Chancellor Angela Merkel, who has been trying to cope with a sharp shift in public attitudes toward nuclear power since the crisis at the Fukushima Daiichi plant after the March 11 Japanese earthquake and tsunami was reacting to a report submitted Monday by the so-called Ethics Commission for Secure Energy. “We want the electricity of the future to be safe, but also to remain reliable and affordable,” she said in a statement on the government Web site.
Plans to withdraw from nuclear energy are likely to be popular with the German public — the reactors had already been scheduled to be taken out of service by 2036 in the face of widespread aversion to nuclear power — but will be greeted apprehensively by German manufacturers, who fear that the cost of energy could rise.
On Friday, state environment ministers agreed that the seven older nuclear power plants, that were taken out of service after the Japanese disaster, should remain shut down. The commission endorsed that recommendation, and said the other 10 plants should be phased out gradually.

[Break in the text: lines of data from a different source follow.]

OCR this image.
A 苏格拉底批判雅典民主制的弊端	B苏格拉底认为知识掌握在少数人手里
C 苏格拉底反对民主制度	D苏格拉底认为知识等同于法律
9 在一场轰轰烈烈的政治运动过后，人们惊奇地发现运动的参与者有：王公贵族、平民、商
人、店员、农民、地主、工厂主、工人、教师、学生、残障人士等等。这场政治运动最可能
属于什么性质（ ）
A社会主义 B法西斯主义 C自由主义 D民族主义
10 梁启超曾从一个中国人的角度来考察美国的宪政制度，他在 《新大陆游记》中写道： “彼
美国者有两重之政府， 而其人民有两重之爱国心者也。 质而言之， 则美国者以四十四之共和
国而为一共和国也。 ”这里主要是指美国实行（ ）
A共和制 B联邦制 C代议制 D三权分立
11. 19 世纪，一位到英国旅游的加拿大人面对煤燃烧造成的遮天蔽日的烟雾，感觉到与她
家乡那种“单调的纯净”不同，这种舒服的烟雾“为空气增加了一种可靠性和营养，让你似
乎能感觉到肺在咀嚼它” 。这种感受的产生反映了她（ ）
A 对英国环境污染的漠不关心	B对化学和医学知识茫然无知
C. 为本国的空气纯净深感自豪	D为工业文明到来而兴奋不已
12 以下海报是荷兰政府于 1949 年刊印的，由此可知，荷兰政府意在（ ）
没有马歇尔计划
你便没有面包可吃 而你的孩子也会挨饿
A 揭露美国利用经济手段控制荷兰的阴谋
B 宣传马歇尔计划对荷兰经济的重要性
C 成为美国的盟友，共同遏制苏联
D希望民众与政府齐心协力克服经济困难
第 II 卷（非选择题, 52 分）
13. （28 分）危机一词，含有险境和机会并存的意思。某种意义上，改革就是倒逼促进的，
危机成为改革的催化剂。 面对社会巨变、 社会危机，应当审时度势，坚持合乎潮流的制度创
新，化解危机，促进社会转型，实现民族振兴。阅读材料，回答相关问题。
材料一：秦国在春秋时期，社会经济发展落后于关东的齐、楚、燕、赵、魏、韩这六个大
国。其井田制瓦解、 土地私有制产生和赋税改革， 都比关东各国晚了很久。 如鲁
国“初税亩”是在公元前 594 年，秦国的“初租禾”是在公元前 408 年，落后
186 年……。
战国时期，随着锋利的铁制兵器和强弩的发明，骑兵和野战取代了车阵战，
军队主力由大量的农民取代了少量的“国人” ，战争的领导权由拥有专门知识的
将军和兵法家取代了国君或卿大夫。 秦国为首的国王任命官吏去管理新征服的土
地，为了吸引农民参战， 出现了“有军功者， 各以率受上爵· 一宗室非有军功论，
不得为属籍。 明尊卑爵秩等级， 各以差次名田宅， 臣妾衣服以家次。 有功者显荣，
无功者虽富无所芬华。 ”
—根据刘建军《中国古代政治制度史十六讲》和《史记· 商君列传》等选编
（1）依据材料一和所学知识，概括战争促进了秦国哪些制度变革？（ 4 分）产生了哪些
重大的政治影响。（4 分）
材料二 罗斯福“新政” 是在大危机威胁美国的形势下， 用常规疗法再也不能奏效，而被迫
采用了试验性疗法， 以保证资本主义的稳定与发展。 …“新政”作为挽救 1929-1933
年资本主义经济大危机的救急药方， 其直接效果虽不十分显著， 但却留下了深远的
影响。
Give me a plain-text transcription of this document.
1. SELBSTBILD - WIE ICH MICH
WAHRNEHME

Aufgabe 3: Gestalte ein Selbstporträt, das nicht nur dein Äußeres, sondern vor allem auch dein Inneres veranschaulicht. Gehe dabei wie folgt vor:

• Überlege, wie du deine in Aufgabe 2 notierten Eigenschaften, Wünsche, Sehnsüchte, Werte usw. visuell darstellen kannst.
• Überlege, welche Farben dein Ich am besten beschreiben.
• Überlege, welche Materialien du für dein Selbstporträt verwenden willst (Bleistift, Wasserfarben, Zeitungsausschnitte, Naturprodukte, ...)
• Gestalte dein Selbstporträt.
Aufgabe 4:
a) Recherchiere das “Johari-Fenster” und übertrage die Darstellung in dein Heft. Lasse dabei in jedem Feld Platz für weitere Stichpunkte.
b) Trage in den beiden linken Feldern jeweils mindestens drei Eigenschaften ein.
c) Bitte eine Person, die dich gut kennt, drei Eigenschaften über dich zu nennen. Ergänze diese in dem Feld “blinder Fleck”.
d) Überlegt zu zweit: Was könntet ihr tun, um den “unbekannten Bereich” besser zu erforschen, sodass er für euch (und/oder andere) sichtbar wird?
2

However, in a report Friday that illustrated a national debate that is likely to ensue, the federal agency that regulates the power industry said that without the seven plants Germany could have trouble coping with a failure in some part of the national power grid. The shutdown “brings networks to the limit of capacity,” the Federal Network Agency said.
The report submitted Monday to Ms. Merkel said the commission was “firmly convinced that an exit from nuclear energy can be achieved within a decade.”

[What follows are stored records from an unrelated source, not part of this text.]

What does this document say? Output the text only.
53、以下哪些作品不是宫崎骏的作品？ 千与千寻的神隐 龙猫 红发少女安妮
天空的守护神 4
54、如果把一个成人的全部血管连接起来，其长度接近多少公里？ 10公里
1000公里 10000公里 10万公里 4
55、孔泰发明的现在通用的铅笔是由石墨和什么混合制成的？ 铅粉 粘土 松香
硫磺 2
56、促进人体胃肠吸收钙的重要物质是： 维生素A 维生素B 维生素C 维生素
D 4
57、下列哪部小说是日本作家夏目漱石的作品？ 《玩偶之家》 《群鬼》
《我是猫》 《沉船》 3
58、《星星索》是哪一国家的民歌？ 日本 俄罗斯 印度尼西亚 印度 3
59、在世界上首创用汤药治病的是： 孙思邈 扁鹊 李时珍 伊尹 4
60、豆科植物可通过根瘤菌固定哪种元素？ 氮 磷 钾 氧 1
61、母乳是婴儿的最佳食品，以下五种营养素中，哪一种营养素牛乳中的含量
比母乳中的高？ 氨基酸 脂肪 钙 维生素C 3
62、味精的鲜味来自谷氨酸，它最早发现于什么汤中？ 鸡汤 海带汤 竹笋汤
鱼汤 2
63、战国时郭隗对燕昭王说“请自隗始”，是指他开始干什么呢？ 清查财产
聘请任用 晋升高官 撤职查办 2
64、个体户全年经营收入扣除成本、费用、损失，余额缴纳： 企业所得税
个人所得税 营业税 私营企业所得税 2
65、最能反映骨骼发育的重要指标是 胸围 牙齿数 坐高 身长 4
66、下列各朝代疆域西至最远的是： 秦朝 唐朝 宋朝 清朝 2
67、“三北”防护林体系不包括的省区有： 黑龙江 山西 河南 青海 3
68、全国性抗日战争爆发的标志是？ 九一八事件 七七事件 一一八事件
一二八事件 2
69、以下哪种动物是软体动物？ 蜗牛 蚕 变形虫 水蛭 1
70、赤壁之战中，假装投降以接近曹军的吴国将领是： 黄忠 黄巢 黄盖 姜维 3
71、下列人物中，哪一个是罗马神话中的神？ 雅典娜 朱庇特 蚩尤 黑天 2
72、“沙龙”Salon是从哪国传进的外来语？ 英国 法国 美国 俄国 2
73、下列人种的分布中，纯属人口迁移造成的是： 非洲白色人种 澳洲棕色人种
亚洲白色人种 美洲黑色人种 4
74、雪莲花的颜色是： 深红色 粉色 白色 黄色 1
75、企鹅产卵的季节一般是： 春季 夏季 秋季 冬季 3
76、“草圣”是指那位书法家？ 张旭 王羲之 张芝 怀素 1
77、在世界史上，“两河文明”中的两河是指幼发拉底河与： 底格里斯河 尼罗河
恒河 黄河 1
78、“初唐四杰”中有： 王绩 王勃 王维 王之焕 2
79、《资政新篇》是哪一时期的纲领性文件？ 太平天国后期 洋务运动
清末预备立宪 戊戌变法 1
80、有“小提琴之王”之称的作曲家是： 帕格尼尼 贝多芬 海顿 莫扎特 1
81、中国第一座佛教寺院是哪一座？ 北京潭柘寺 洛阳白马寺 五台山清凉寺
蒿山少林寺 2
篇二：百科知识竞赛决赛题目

Germany must make a binding national commitment, the commission said in a 48-page report. “Only a clearly delineated goal can provide the necessary planning and investment security,” the commission said.
“The exit is necessary, and is recommended, in order to rule out the risks of nuclear power,” the commission said. “It is possible, because there are less risky alternatives.”
The commission added that “the exit should be designed so as not to endanger the competitiveness of industry and the economy.”
It identified wind, solar, water as alternatives, as well as geothermal energy and so-called biomass energy from waste, as alternative power sources.
Judy Dempsey reported from Berlin, and Jack Ewing from Frankfurt.